Golden Pheasant, Si Burung Cantik Bercorak Emas dari Tiongkok. Apa Istimewanya?
Nakula Agi Sada• Jumat, 16 Mei 2025 | 20:11 WIB
Burung Golden Pheasant dari Tiongkok
JP Radar Kediri – Burung Golden Pheasant mempunyai nama latin Chrysolophus pictus ini dikenal sebagai salah satu unggas tercantik di dunia karena kombinasi warnanya yang memukau.
Golden Pheasant berasal dari daerah pegunungan dan hutan lebat di barat daya Tiongkok.
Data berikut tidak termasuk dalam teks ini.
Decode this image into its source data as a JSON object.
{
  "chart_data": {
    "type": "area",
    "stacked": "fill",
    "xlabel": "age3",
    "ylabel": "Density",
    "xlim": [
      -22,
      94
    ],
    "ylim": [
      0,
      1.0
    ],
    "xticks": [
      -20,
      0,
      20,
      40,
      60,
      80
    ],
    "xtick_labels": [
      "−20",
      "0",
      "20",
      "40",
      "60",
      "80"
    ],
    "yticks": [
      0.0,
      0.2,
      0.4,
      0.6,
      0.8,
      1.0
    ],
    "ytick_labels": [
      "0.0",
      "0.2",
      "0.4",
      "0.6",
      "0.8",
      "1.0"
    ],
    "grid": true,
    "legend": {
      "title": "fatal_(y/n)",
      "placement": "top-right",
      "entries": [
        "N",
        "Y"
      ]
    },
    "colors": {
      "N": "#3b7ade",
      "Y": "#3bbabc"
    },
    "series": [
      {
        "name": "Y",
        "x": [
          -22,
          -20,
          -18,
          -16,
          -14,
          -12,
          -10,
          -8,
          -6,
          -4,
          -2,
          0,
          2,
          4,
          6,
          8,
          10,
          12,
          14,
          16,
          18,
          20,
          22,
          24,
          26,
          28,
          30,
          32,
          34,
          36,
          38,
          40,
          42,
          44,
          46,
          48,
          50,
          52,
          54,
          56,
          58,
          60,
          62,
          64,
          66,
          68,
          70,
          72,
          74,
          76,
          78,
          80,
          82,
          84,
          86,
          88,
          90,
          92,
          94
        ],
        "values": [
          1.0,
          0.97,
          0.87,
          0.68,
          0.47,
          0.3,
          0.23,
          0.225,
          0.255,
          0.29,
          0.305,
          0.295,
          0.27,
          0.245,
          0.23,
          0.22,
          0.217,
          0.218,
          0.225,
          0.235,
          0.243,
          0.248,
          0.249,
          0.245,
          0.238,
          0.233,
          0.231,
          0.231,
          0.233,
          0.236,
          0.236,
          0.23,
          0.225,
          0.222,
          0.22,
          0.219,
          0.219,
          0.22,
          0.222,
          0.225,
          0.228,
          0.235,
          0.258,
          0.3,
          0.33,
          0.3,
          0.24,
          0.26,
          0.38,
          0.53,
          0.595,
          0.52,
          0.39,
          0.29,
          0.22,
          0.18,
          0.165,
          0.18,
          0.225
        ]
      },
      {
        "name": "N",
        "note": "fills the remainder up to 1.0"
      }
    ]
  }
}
Karena kecantikannya yang luar biasa, burung ini kini banyak dibudidayakan di berbagai negara sebagai burung hias.
Penampilan yang Memukau
Burung jantan Golden Pheasant tampil mencolok dengan perpaduan warna emas cerah di kepala, jambul panjang, kerah oranye terang bergaris hitam, dada merah, punggung hijau metalik, dan sayap kebiruan.
Ekor panjang dengan pola bergaris cokelat dan hitam menambah kesan elegan dan anggun.
Sementara itu, burung betinanya memiliki warna yang lebih lembut, yakni cokelat keabu-abuan. Meskipun tampak lebih sederhana, warna ini membantu mereka berkamuflase saat bertelur di alam liar.
Ekornya menjuntai panjang. Bila diukur mulai ekor hingga paruh panjangnya mencapai 90 hingga 105 cm.
Di alam liar, Golden Pheasant hidup di hutan pegunungan dengan semak lebat. Mereka lebih sering berjalan atau berlari di tanah ketimbang terbang, namun mampu terbang cepat dalam jarak pendek saat merasa terancam.
Burung ini tergolong omnivora, memakan biji-bijian, dedaunan, buah-buahan, serta serangga kecil. Di penangkaran, mereka biasa diberi pakan biji yang dicampur sayuran dan suplemen tambahan.
Musim Kawin dan Perkembangbiakan
Musim kawin biasanya terjadi saat musim semi. Burung jantan akan melakukan pertunjukan menarik dengan mengembangkan bulu kerah dan ekornya sambil mengelilingi betina. Atraksi ini disertai suara-suara khas untuk menarik perhatian.
Burung betina biasanya bertelur 8 hingga 12 butir di tempat tersembunyi. Masa pengeraman berlangsung sekitar 22–23 hari. Anak-anak burung mulai belajar mencari makan sendiri beberapa hari setelah menetas.
Makna Budaya dan Konservasi
Golden Pheasant memiliki tempat khusus dalam budaya Tiongkok, sering dilambangkan sebagai simbol keberuntungan, keindahan, dan kemakmuran. Motif burung ini juga kerap muncul dalam seni tradisional dan kain khas Tiongkok.
Meskipun memiliki warna mencolok, burung ini cukup pintar bersembunyi. Warna-warna cerahnya justru menyatu dengan bayangan dan cahaya yang menembus dedaunan di habitat alaminya.
Bagi Anda yang tertarik memelihara Golden Pheasant, pastikan menyediakan kandang yang luas dan aman. Burung ini aktif dan membutuhkan ruang untuk bergerak bebas.
Pemberian pakan juga harus diperhatikan agar tetap sehat dan tampil menawan. Perpaduan biji-bijian, sayuran segar, dan suplemen akan menjaga kualitas bulu serta kondisi fisiknya. Faktor pencahayaan dan kelembapan udara juga penting dalam menjaga kesehatan burung ini.
Dengan perawatan yang baik, Golden Pheasant bisa hidup hingga 10–15 tahun, bahkan lebih lama di lingkungan yang optimal.